US 12,437,016 B2
Fine-tuning large language model(s) using reinforcement learning with search engine feedback
Hyun Jin Park, Palo Alto, CA (US); and Changwan Ryu, Mountain View, CA (US)
Assigned to GOOGLE LLC, Mountain View, CA (US)
Filed by GOOGLE LLC, Mountain View, CA (US)
Filed on Dec. 7, 2023, as Appl. No. 18/532,140.
Prior Publication US 2025/0190506 A1, Jun. 12, 2025
Int. Cl. G06F 40/20 (2020.01); G06F 16/9538 (2019.01)

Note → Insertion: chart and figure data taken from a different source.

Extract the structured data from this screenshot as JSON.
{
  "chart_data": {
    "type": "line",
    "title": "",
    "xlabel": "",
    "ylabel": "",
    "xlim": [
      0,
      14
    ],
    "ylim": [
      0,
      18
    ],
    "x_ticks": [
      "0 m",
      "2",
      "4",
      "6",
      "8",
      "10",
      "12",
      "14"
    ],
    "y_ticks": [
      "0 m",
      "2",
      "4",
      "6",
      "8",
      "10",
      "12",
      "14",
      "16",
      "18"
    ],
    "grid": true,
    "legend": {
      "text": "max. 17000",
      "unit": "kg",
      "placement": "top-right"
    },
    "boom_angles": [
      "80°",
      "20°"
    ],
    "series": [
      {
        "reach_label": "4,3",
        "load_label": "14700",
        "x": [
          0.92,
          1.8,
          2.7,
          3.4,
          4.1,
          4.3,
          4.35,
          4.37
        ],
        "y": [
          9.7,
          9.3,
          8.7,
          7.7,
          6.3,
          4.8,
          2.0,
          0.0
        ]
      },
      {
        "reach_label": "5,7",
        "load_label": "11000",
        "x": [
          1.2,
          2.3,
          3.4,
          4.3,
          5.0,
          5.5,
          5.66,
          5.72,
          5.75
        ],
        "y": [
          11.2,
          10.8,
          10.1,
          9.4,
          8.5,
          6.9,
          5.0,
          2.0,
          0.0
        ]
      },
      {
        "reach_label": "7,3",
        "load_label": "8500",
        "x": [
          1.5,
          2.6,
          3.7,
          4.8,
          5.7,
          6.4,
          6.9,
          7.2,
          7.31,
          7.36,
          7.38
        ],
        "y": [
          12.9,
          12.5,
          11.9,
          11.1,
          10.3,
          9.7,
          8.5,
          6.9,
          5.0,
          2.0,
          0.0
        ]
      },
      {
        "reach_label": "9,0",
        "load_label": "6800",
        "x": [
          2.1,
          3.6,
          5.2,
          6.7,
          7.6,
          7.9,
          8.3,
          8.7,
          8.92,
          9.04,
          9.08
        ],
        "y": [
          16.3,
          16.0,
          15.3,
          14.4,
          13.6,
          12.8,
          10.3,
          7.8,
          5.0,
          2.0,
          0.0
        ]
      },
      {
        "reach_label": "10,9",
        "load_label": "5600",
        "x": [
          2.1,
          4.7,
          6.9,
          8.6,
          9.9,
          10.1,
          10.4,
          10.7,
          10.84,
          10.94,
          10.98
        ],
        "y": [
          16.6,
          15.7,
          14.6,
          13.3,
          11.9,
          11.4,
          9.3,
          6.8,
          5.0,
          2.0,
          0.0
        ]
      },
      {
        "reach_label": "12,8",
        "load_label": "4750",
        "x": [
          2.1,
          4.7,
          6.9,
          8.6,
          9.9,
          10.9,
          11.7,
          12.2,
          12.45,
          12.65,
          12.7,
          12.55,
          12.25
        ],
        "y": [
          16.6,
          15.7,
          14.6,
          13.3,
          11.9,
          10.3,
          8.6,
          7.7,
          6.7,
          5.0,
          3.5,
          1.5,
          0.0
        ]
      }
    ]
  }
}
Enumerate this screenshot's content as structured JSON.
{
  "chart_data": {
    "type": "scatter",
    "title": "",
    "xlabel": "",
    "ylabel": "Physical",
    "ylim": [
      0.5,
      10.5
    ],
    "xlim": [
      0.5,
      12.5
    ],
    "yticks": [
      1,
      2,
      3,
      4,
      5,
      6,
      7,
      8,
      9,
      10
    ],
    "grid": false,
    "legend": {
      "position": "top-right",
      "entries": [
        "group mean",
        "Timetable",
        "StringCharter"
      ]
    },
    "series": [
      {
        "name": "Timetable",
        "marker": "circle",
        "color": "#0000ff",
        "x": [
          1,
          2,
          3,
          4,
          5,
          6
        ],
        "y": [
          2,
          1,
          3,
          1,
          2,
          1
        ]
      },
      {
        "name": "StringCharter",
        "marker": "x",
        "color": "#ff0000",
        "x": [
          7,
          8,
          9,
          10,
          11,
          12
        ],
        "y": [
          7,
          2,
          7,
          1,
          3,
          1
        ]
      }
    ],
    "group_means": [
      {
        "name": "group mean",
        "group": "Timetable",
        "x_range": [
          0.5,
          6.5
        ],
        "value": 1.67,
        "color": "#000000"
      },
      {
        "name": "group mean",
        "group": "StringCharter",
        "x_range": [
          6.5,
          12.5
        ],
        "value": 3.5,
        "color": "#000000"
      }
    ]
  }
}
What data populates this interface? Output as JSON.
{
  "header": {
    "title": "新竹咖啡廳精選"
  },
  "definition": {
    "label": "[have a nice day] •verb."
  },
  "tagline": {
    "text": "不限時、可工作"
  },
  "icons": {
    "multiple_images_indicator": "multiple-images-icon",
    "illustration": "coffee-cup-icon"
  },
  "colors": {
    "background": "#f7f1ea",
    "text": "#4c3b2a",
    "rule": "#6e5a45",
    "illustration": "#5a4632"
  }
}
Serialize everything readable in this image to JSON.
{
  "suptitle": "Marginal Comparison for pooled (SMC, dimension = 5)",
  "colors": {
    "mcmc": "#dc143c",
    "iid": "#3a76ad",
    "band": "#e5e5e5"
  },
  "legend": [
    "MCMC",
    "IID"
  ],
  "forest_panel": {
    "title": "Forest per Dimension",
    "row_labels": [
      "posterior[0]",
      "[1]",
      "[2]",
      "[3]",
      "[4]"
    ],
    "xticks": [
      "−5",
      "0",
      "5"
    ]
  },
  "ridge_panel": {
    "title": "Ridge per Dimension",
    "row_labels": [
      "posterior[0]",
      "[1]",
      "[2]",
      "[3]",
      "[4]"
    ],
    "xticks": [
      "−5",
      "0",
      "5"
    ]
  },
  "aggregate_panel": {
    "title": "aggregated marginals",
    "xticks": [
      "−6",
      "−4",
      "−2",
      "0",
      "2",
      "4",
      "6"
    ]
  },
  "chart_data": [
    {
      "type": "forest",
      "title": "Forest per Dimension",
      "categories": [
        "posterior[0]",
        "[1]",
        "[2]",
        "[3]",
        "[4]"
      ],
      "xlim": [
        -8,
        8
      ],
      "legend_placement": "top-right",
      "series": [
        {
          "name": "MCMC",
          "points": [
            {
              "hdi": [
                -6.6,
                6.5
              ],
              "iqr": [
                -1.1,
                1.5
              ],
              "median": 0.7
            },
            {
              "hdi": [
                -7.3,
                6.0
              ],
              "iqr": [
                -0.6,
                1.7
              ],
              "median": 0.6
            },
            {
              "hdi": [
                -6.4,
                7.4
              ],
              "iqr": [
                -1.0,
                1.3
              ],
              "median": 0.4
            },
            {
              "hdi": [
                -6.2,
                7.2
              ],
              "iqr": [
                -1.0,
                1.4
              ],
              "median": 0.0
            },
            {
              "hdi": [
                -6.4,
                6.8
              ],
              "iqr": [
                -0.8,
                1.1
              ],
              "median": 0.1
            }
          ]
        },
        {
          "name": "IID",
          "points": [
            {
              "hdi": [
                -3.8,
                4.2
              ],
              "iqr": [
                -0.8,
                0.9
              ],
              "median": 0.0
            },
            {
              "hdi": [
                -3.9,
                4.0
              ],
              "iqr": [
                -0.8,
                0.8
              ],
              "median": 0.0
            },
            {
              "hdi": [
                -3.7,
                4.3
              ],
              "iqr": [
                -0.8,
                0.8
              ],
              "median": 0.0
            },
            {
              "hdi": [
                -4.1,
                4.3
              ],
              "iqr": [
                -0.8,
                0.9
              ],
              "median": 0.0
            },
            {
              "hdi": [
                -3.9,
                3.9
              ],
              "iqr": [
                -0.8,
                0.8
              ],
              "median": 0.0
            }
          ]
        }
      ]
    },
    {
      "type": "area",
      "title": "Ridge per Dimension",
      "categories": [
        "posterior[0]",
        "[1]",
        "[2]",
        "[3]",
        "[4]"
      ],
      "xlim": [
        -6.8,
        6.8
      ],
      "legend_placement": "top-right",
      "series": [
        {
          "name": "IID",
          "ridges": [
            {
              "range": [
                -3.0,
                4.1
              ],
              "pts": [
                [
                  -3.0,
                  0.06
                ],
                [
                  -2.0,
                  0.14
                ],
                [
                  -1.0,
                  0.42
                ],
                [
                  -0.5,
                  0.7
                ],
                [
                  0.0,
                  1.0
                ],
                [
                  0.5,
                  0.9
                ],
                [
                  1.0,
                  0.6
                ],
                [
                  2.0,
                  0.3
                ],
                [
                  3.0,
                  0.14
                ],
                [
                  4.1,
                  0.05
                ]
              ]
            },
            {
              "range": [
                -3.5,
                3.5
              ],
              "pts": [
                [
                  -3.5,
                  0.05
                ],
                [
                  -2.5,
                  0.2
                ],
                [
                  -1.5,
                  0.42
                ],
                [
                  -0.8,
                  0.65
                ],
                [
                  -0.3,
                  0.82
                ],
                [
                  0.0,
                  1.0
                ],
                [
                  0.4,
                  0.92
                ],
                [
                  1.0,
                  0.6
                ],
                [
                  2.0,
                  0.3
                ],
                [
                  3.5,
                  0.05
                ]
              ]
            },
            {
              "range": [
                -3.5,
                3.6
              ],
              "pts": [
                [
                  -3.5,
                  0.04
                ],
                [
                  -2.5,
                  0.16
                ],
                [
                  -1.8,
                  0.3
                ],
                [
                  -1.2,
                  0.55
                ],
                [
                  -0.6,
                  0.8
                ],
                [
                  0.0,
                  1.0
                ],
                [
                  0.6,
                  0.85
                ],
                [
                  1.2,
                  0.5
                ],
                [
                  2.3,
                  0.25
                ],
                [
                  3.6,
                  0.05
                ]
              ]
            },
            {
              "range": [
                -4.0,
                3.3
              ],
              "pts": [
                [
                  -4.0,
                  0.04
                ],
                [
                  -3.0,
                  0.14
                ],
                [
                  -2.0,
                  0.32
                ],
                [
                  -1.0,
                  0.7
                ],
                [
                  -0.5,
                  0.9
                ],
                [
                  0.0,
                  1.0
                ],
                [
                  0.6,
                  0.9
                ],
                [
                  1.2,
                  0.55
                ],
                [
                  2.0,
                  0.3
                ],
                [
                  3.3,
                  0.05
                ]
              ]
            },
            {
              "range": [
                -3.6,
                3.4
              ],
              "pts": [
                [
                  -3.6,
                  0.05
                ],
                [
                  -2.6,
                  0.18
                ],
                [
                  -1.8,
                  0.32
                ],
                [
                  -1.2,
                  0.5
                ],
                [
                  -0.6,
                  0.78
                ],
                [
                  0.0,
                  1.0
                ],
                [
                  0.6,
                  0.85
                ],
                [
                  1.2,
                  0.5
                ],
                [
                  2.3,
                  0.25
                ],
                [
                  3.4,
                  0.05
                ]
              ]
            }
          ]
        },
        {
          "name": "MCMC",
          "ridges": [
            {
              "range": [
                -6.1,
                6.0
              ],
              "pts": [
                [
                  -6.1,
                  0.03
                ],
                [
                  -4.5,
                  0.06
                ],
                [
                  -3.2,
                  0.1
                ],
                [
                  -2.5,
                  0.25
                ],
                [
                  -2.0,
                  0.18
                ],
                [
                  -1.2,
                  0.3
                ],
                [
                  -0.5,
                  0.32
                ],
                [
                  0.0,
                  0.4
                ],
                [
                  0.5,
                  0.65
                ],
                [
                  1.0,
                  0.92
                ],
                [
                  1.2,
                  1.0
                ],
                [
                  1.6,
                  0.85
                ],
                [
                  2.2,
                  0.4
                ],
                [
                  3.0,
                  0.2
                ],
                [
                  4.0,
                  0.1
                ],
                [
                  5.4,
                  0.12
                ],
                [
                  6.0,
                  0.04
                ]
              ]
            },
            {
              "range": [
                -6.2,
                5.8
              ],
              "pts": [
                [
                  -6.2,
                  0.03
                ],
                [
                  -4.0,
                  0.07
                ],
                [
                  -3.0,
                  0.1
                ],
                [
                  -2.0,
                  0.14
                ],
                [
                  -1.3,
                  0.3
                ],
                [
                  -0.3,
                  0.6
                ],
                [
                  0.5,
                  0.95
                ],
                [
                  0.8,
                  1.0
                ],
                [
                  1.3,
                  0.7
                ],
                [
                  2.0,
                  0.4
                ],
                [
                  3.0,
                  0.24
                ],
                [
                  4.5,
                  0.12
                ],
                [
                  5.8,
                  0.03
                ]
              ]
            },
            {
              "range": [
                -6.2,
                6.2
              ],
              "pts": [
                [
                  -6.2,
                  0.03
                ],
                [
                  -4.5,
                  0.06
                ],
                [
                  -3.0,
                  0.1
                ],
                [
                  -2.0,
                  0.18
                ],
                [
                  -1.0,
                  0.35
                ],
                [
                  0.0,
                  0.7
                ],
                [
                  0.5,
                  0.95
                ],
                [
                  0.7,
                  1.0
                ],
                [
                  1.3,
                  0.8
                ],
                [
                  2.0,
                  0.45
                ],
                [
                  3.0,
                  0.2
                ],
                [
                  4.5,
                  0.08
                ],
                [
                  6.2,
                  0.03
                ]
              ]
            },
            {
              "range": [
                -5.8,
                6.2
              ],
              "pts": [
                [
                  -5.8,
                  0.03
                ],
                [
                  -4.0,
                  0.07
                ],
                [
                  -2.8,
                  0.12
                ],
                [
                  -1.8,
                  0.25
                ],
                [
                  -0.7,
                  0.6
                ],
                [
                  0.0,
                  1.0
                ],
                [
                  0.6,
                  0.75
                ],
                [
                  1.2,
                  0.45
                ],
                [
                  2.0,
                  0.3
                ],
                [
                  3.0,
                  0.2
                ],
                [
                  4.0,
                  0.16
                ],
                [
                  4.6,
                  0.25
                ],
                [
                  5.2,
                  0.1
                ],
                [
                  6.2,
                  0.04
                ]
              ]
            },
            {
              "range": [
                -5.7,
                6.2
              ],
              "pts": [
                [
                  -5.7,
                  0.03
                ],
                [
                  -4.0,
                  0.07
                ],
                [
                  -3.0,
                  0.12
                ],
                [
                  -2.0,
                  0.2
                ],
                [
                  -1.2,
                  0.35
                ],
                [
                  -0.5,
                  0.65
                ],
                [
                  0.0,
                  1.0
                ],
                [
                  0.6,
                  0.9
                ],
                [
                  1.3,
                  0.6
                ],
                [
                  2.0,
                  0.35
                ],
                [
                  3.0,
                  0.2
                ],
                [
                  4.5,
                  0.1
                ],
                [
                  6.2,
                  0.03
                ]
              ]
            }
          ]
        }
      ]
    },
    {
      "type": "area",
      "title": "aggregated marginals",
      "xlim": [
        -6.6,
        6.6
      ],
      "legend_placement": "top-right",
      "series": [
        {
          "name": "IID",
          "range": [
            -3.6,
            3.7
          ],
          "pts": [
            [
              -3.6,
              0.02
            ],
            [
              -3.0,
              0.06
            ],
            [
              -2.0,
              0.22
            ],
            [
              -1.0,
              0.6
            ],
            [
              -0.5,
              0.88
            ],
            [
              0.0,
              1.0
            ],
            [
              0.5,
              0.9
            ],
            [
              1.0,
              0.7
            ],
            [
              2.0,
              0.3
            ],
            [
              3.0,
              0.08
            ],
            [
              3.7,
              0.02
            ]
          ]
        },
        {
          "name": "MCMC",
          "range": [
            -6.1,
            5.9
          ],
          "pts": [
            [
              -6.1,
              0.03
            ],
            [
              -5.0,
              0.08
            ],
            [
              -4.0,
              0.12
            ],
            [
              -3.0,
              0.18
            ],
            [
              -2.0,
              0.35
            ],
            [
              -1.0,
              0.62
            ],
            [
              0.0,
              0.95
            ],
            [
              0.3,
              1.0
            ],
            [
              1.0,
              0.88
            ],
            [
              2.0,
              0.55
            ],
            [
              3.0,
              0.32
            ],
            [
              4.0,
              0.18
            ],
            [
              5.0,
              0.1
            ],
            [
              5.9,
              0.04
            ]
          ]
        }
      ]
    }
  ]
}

CPC G06F 16/9538 (2019.01) [G06F 40/20 (2020.01)] 20 Claims
OG exemplary drawing
 
1. A method implemented by one or more processors, the method comprising:
identifying an instance of natural language (NL) based input;
processing the instance of NL based input using a large language model (LLM) to generate raw LLM output, where the raw LLM output is NL based output that is responsive to the NL based input;
generating an instance of search engine conditioned NL input based on processing the instance of NL based input using a search engine;
processing the instance of search engine conditioned NL input using the LLM to generate an instance of search engine conditioned output, where the instance of search engine conditioned output is NL based output;
generating a supervision signal based on the raw LLM output and the search engine conditioned output; and
fine-tuning the LLM based on the supervision signal.